Germany's Gesetzentwurf zur Stärkung der Cybersicherheit: cabinet-approved active-cyberdefence powers for BKA, Bundespolizei and BSI

On 27 May 2026 the German Federal Cabinet adopted the Gesetzentwurf zur Stärkung der Cybersicherheit, now proceeding to Bundestag (German Federal Government, 2026-05-27; Digital Watch Observatory, 2026-05-31). The law grants: the BKA and Bundespolizei authority to shut down or disrupt attacker-controlled infrastructure including servers located outside Germany, reroute data traffic, and collect/modify/delete data on foreign systems; the BSI expanded authority to collect threat-preparation data and require telecoms and major platforms to relay BSI threat warnings to end users.
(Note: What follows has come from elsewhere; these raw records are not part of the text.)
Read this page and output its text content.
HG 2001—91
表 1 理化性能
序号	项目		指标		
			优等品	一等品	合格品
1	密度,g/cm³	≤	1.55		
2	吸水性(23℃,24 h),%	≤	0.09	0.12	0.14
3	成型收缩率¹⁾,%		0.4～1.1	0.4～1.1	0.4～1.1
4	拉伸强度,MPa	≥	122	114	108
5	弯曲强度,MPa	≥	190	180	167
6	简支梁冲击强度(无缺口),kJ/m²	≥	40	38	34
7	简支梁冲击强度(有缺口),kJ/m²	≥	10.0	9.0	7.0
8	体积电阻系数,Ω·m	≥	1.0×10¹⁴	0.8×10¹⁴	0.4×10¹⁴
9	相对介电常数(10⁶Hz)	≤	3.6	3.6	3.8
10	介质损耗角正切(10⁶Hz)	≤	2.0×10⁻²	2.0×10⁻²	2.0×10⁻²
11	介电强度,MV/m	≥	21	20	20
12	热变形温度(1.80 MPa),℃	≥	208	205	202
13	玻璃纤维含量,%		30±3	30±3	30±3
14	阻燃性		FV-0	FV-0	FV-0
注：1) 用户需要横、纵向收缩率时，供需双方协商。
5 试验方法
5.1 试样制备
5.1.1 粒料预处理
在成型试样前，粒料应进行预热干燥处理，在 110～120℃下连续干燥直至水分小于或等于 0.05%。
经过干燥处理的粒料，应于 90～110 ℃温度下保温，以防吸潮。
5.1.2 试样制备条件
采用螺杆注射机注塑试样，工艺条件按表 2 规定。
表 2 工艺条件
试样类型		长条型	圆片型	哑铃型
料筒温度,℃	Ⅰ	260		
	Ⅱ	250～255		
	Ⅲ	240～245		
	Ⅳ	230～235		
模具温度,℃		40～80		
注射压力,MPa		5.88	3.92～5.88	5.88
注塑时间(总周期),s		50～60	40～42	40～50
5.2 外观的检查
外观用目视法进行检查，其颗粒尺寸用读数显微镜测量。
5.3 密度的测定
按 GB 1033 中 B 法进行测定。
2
Interior Minister Dobrindt: "In future, we will target the attacker, their servers, their software and their strategy." Personnel implications: BKA +264, Bundespolizei +90, BSI +21 positions by 2030. Civil-society analysis flags constitutional concerns (Basic Law, cross-border state action, jurisdictional conflict with Länder). For DACH/EU defenders: (a) once enacted, telecoms/platform operators gain a new duty-to-relay obligation for BSI warnings; (b) the law sets a precedent for EU active-cyberdefence norms that Swiss forthcoming cyber-resilience legislation (draft expected autumn 2026) will need to address.